Derrière les portes fermées, les raclements de gorge imaginaires se font enfin moins sonores et l’ambiance joyeuse a plongé dans un silence solennel qui n’existait pas avant. Bilbo serre fort les paupières et rétracte ses orteils ; cela n’empêche pas les souvenirs de courir sur les lattes de son plancher et la voix grave de Thorin Oakenshield s’élever dans l’air immobile.


Au-delà des montagnes embrumées…

Et comme toujours dans ces moments-là, Bilbo ne peut empêcher ses doigts fébriles de retracer sur le petit renflement qu’il garde contre son cœur les contours familiers des deux signatures et fait semblant d’ignorer que l’espace blanc, celui où il manque un ultime paraphe, tout au bas du papier jauni est légèrement humide.

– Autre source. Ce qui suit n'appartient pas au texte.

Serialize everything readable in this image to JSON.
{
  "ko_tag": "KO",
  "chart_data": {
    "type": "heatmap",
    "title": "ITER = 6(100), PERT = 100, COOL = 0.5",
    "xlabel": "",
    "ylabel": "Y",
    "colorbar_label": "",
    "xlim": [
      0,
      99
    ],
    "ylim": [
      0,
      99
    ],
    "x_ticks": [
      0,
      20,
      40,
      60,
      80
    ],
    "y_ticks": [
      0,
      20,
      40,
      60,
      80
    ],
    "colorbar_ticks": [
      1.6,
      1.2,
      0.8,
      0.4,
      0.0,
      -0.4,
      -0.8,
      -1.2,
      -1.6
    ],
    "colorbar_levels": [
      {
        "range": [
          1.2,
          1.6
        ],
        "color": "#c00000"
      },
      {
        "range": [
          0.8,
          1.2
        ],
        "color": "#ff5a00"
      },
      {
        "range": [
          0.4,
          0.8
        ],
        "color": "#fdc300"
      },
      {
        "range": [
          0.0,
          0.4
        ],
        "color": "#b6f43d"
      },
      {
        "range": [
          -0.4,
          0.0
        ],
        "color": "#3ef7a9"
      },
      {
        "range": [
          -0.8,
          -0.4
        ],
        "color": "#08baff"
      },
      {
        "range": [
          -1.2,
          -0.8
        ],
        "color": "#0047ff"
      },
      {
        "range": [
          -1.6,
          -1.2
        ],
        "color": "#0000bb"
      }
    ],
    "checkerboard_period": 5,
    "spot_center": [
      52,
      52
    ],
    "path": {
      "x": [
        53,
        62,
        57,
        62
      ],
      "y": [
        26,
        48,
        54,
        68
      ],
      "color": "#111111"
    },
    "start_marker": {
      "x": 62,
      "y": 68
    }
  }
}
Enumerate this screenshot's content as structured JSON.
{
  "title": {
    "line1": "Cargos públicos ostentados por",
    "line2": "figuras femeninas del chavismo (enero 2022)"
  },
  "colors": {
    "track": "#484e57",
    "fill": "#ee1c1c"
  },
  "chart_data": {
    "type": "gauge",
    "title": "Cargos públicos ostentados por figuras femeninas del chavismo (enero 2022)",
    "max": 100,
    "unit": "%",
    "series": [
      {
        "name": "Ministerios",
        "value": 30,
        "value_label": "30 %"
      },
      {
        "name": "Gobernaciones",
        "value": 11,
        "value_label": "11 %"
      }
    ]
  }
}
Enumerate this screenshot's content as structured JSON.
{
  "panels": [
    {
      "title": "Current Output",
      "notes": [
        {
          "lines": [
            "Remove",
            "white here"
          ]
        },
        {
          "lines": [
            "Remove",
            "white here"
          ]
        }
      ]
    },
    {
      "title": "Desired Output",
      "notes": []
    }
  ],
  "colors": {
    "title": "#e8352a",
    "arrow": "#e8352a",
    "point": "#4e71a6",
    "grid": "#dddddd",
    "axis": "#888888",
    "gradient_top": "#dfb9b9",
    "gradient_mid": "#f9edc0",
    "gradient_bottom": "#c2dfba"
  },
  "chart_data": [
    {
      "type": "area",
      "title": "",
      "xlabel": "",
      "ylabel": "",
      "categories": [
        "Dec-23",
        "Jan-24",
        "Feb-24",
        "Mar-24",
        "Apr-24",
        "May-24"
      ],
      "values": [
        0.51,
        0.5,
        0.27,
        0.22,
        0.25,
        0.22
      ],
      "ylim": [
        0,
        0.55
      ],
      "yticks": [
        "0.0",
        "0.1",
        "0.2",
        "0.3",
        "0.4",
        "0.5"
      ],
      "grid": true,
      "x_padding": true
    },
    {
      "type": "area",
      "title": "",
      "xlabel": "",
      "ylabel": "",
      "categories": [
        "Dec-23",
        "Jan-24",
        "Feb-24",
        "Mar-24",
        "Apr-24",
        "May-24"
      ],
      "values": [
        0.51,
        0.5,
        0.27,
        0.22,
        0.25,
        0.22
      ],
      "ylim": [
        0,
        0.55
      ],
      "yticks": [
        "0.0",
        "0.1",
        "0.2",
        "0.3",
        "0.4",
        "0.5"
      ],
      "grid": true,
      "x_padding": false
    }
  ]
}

Au-dehors, au cœur des collines verdoyantes de la Comté endormie, sous le mince filet de fumée grisâtre émanant de la cheminée de Bag End, le vent finit d’emporte les braises mourantes de son âtre. Elles ont les airs timides de ces petites étoiles que peu ont la chance d’apercevoir, perdues dans le pâle ciel de l’Ouest, guidant les voyageurs sur le chemin de la maison.

Et perdu entre ses murs silencieux, Bilbo Baggins rêve de montagnes et de chansons.